Beberapa tahun kemudian Asri mendapat surat dari kampung halamannya untuk
pulang. Penduduk kampung telah kehilangan sosok cerdas seperti Asri yang dapat
memajukan kampung mereka. Akhirnya Asnah dan Asri pun pulang ke kampung
halaman. Di sana mereka disambut seperti seorang Raja. Asnah sangat bahagia karena
dapat bertemu dengan keluarganya dan tetangganya di rumah gedang tersebut begitu
pula dengan Asri yang siap membawa kemajuan untuk kampungnya.

Ulasan:
Novel tersebut merupakan novel yang kontra adat yang menceritakan tentang kisah
Asri yang menentang suatu peraturan adat yakni dengan menikahi Asnah yang
merupakan adik angkatnya dan merupakan larangan bagi daerah tersebut jika
menikah sesama suku. Kisah yang disuguhkan tetap kisah percintaan atau roman.

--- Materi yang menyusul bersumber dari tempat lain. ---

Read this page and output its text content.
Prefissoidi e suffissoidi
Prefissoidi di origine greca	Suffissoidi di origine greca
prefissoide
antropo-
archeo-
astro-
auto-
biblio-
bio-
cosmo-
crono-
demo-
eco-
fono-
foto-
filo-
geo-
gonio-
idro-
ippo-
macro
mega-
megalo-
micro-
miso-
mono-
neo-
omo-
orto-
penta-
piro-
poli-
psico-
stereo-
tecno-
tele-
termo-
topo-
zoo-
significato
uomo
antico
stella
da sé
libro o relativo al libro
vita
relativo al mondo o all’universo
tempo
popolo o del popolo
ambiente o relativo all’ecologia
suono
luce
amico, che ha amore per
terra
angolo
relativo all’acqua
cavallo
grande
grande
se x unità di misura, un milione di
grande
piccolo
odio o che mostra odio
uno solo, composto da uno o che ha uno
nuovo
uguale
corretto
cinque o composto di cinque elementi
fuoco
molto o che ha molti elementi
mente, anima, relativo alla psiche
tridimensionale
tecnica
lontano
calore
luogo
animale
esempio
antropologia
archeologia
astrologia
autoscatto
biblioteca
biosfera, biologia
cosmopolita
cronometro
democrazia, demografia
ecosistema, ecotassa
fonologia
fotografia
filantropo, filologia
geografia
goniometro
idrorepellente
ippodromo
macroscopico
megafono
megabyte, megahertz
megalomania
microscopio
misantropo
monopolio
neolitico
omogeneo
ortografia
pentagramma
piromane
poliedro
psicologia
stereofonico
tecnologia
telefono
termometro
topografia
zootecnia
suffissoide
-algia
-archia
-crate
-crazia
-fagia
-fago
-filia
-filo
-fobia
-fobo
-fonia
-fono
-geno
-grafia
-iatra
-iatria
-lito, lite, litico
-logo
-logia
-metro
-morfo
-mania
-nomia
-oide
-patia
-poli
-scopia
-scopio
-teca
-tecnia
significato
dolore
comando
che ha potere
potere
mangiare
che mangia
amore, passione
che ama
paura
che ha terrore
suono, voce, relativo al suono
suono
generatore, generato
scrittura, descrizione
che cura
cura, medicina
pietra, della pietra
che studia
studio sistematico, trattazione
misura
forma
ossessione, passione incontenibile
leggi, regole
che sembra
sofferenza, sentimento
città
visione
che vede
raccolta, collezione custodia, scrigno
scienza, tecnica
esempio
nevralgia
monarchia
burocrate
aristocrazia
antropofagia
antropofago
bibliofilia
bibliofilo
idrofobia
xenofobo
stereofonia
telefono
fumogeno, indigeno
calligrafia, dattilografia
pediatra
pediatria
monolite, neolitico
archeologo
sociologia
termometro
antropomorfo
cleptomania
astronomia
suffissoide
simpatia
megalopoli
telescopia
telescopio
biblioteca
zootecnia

Yakni kisah antara Asri, Asnah, dan juga Saniah. Sedangkan nilai yang dapat diambil
dari novel tersebut adalah bahwasannya sesama manusia hendaknya saling
menghormati tidak perlu ada perbedaan derajat maupun sebagainya. Serta jangan
sampai kita salah memilih, karena tidak semua yang kita lihat secara kasat mata
merupakan suatu kebenaran. Di novel ini digambarkan adat istiadat suku Minang
yang ketat namun seorang yang berpendidikan seperti Asri mampu meluruskan adat
tersebut, jika ada yang tidak logis, maka tidak perlu dipakai lagi. Kebaikan keluarga
ibu Mariati dan Asnah patut dijadikan contoh dalam kehidupan sehari-hari. Novel
tersebut mengamanatkan agar kita tidak serakah dan congkak.

Kesimpulan:
Novel berjudul salah pilih karya Nur. ST. Iskandar adalah buku yang ke-2 diterbitkan.
Novel tersebut masih menggunakan gaya bahasa melayu dan juga terdapat beberapa
pantun dan peribahasa Melayu sehingga sulit dipahami untuk pembaca sekarang. Alur
cerita ini menggunakan alur maju sehingga pembaca mudah untuk mengerti. Novel
ini mengandung banyak unsur dan nilai, seperti unsur sosial, unsur agama, nilai
budaya dan unsur sejarah yang baik sehingga pembaca dapat memetik pesan-pesan
moral yang terkandung dalam novel ini, maka dari itu novel ini layak untuk dijadikan
rujukan dan model bagi pembaca yang ingin menganalisis karya sastra.